Она смотрела на него с любопытством, ожидая услышать романтическую историю.
– О, мадам, о музах поэтов не говорят, ведь очарование тайны легко разрушить неосторожным словом, – ответил Генрих.
– Простите, сир, я не должна была спрашивать об этом. Я знаю, вы умеете хранить тайны … и быть хорошим другом.
Он смотрел на нее, любуясь нежным изгибом ее губ, выбившимся из-под куафюры локоном…
– Я был бы счастлив предложить свою дружбу вам, – ответил Генрих с легким поклоном.

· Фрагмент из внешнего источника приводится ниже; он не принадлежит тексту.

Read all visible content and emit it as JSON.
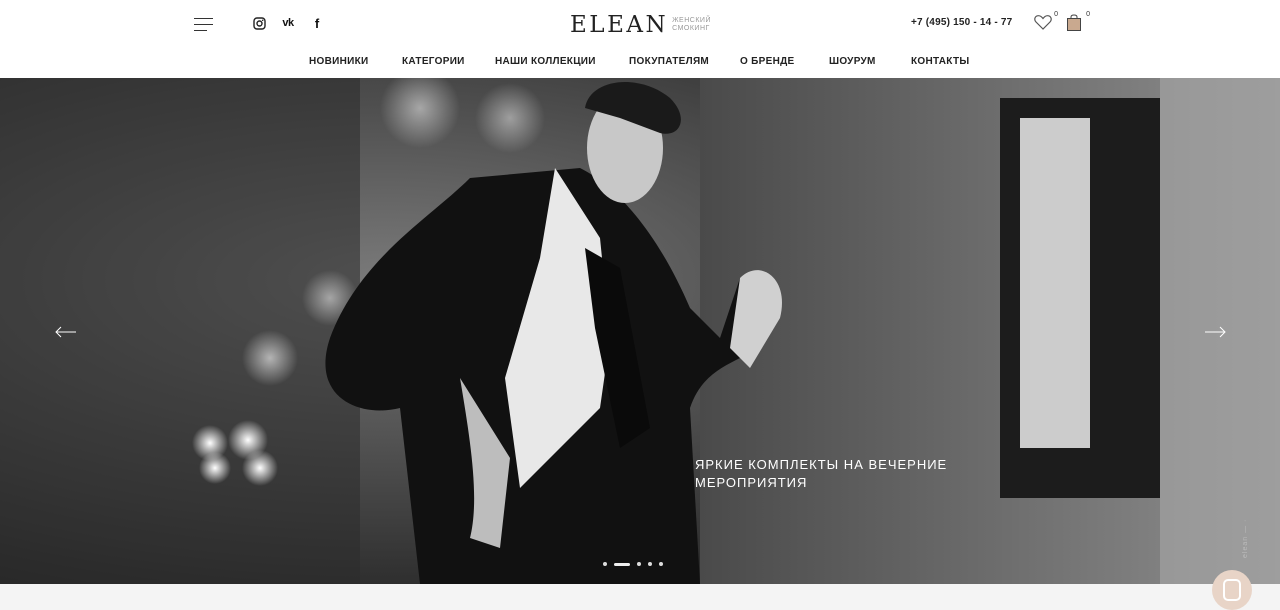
{
  "header": {
    "logo_word": "ELEAN",
    "logo_sub_1": "женский",
    "logo_sub_2": "смокинг",
    "phone": "+7 (495) 150 - 14 - 77",
    "favorites_count": "0",
    "cart_count": "0",
    "socials": [
      "instagram-icon",
      "vk-icon",
      "facebook-icon"
    ],
    "vk_label": "vk",
    "fb_label": "f"
  },
  "nav": {
    "items": [
      {
        "label": "НОВИНИКИ"
      },
      {
        "label": "КАТЕГОРИИ"
      },
      {
        "label": "НАШИ КОЛЛЕКЦИИ"
      },
      {
        "label": "ПОКУПАТЕЛЯМ"
      },
      {
        "label": "О БРЕНДЕ"
      },
      {
        "label": "ШОУРУМ"
      },
      {
        "label": "КОНТАКТЫ"
      }
    ]
  },
  "hero": {
    "caption": "ЯРКИЕ КОМПЛЕКТЫ НА ВЕЧЕРНИЕ МЕРОПРИЯТИЯ",
    "slides_total": 5,
    "active_slide": 2,
    "vertical_label": "elean — ·"
  },
  "colors": {
    "chat_button": "#e8d4c7",
    "strip": "#f4f4f4"
  }
}
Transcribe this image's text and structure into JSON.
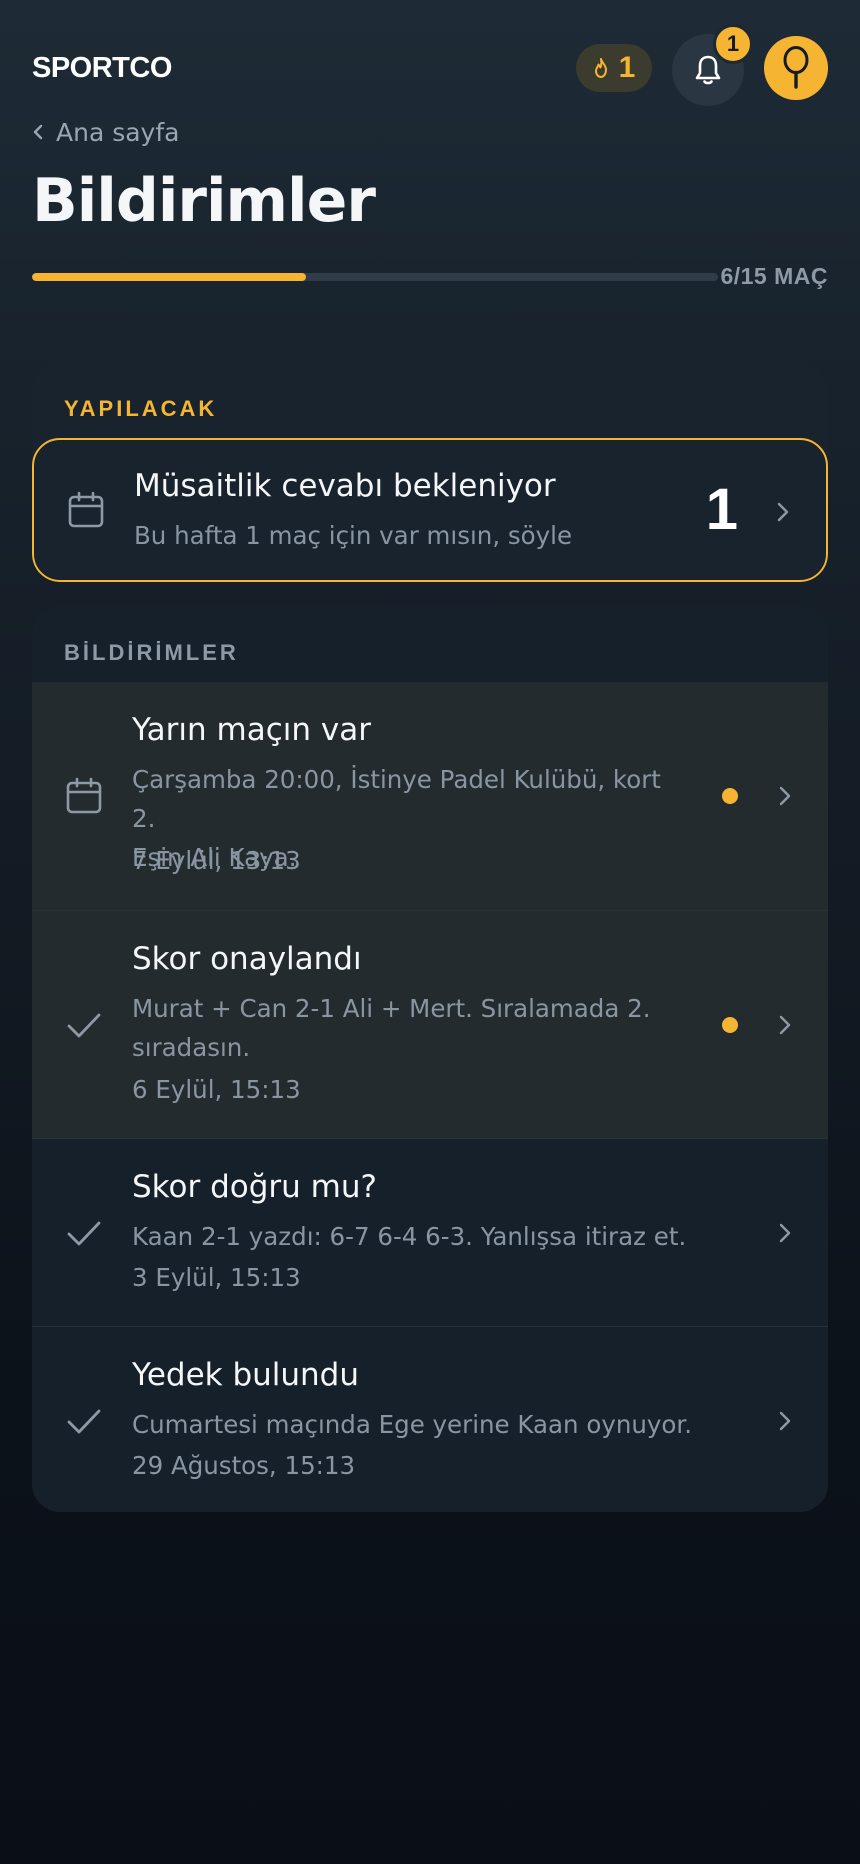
{
  "header": {
    "logo": "SPORTCO",
    "streak_count": "1",
    "notification_badge": "1",
    "back_label": "Ana sayfa",
    "title": "Bildirimler",
    "progress": {
      "label": "6/15 MAÇ",
      "fraction": 0.4
    }
  },
  "todo": {
    "section_label": "YAPILACAK",
    "item": {
      "icon": "calendar-icon",
      "title": "Müsaitlik cevabı bekleniyor",
      "subtitle": "Bu hafta 1 maç için var mısın, söyle",
      "count": "1"
    }
  },
  "notifications": {
    "section_label": "BİLDİRİMLER",
    "items": [
      {
        "icon": "calendar-icon",
        "title": "Yarın maçın var",
        "body_line1": "Çarşamba 20:00, İstinye Padel Kulübü, kort 2.",
        "body_line2": "Eşin Ali Kaya.",
        "time": "7 Eylül, 13:13",
        "unread": true
      },
      {
        "icon": "check-icon",
        "title": "Skor onaylandı",
        "body_line1": "Murat + Can 2-1 Ali + Mert. Sıralamada 2.",
        "body_line2": "sıradasın.",
        "time": "6 Eylül, 15:13",
        "unread": true
      },
      {
        "icon": "check-icon",
        "title": "Skor doğru mu?",
        "body_line1": "Kaan 2-1 yazdı: 6-7 6-4 6-3. Yanlışsa itiraz et.",
        "time": "3 Eylül, 15:13",
        "unread": false
      },
      {
        "icon": "check-icon",
        "title": "Yedek bulundu",
        "body_line1": "Cumartesi maçında Ege yerine Kaan oynuyor.",
        "time": "29 Ağustos, 15:13",
        "unread": false
      }
    ]
  },
  "colors": {
    "accent": "#f5b532",
    "background": "#0c121a",
    "card": "#16202a",
    "unread_row": "#232b2f",
    "muted_text": "#8996a2"
  }
}
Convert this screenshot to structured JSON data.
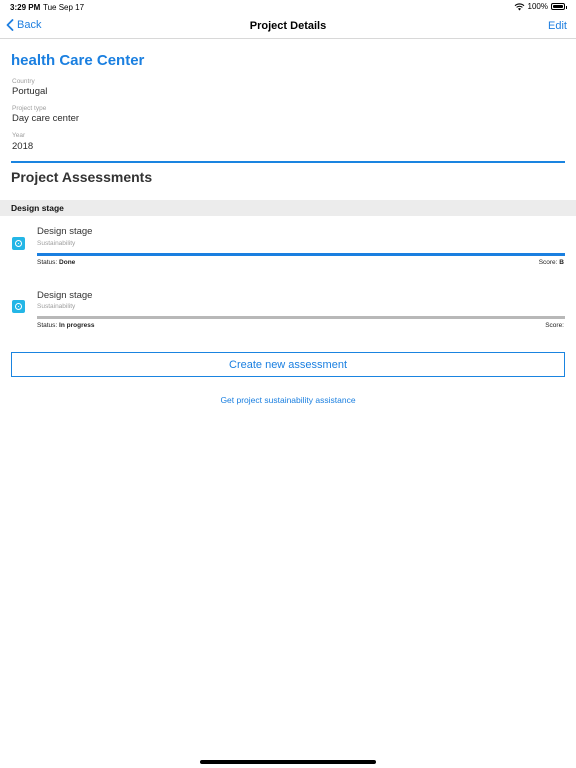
{
  "status_bar": {
    "time": "3:29 PM",
    "date": "Tue Sep 17",
    "battery": "100%"
  },
  "nav": {
    "back_label": "Back",
    "title": "Project Details",
    "edit_label": "Edit"
  },
  "project": {
    "name": "health Care Center",
    "fields": [
      {
        "label": "Country",
        "value": "Portugal"
      },
      {
        "label": "Project type",
        "value": "Day care center"
      },
      {
        "label": "Year",
        "value": "2018"
      }
    ]
  },
  "assessments": {
    "section_title": "Project Assessments",
    "group_title": "Design stage",
    "items": [
      {
        "title": "Design stage",
        "subtitle": "Sustainability",
        "status_label": "Status:",
        "status_value": "Done",
        "score_label": "Score:",
        "score_value": "B",
        "progress": 1.0,
        "bar_color": "#1a7fe0"
      },
      {
        "title": "Design stage",
        "subtitle": "Sustainability",
        "status_label": "Status:",
        "status_value": "In progress",
        "score_label": "Score:",
        "score_value": "",
        "progress": 0.0,
        "bar_color": "#1a7fe0"
      }
    ]
  },
  "actions": {
    "create_label": "Create new assessment",
    "assist_label": "Get project sustainability assistance"
  },
  "colors": {
    "accent": "#1a7fe0",
    "track": "#b8b8b8",
    "icon_bg": "#24b6e6"
  }
}
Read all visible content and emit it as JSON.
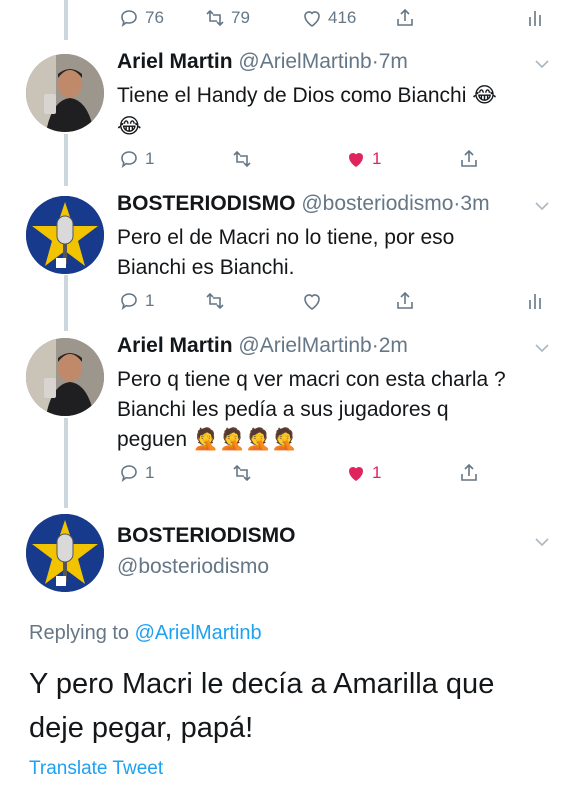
{
  "top_actions": {
    "replies": "76",
    "retweets": "79",
    "likes": "416"
  },
  "tweets": [
    {
      "name": "Ariel  Martin",
      "handle": "@ArielMartinb",
      "dot": "·",
      "time": "7m",
      "line1": "Tiene el Handy de Dios como Bianchi 😂",
      "line2": "😂",
      "replies": "1",
      "retweets": "",
      "likes": "1",
      "liked": true
    },
    {
      "name": "BOSTERIODISMO",
      "handle": "@bosteriodismo",
      "dot": "·",
      "time": "3m",
      "line1": "Pero el de Macri no lo tiene, por eso",
      "line2": "Bianchi es Bianchi.",
      "replies": "1",
      "retweets": "",
      "likes": "",
      "liked": false
    },
    {
      "name": "Ariel  Martin",
      "handle": "@ArielMartinb",
      "dot": "·",
      "time": "2m",
      "line1": "Pero q tiene q ver macri con esta charla ?",
      "line2": "Bianchi les pedía a sus jugadores q",
      "line3": "peguen 🤦🤦🤦🤦",
      "replies": "1",
      "retweets": "",
      "likes": "1",
      "liked": true
    }
  ],
  "main_tweet": {
    "name": "BOSTERIODISMO",
    "handle": "@bosteriodismo",
    "replying_prefix": "Replying to",
    "replying_mention": "@ArielMartinb",
    "text_line1": "Y pero Macri le decía a Amarilla que",
    "text_line2": "deje pegar, papá!",
    "translate": "Translate Tweet"
  },
  "colors": {
    "accent": "#1da1f2",
    "like": "#e0245e",
    "muted": "#657786",
    "thread": "#ccd6dd"
  }
}
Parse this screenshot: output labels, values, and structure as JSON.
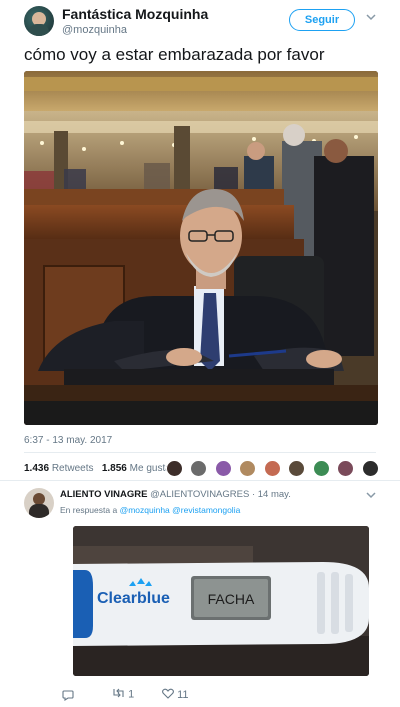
{
  "tweet": {
    "author_name": "Fantástica Mozquinha",
    "author_handle": "@mozquinha",
    "follow_label": "Seguir",
    "text": "cómo voy a estar embarazada por favor",
    "timestamp": "6:37 - 13 may. 2017",
    "retweets_count": "1.436",
    "retweets_label": "Retweets",
    "likes_count": "1.856",
    "likes_label": "Me gusta"
  },
  "reply": {
    "author_name": "ALIENTO VINAGRE",
    "author_handle": "@ALIENTOVINAGRES",
    "separator": " · ",
    "date": "14 may.",
    "reply_to_prefix": "En respuesta a",
    "reply_to_1": "@mozquinha",
    "reply_to_2": "@revistamongolia",
    "image_brand": "Clearblue",
    "image_result": "FACHA",
    "retweet_count": "1",
    "like_count": "11"
  },
  "colors": {
    "accent": "#1da1f2",
    "muted": "#657786",
    "heart": "#e0245e"
  },
  "icons": [
    "chevron-down-icon",
    "reply-icon",
    "retweet-icon",
    "heart-icon"
  ]
}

Он взял ее руку и прикоснулся губами к кончикам пальцев. Его ладонь была горячей и твердой, а дыхание ласкало ей кожу. Нет, он не нравился ей совершенно. Она любила других мужчин, высоких, красивых и элегантных. А этот юный беарнский пастушок был совершенно не в ее вкусе. Маргарита мягко отстранилась. Однако лишившись этого прикосновения, она вдруг ощутила щемящее разочарование, будто от утраты чего-то ценного.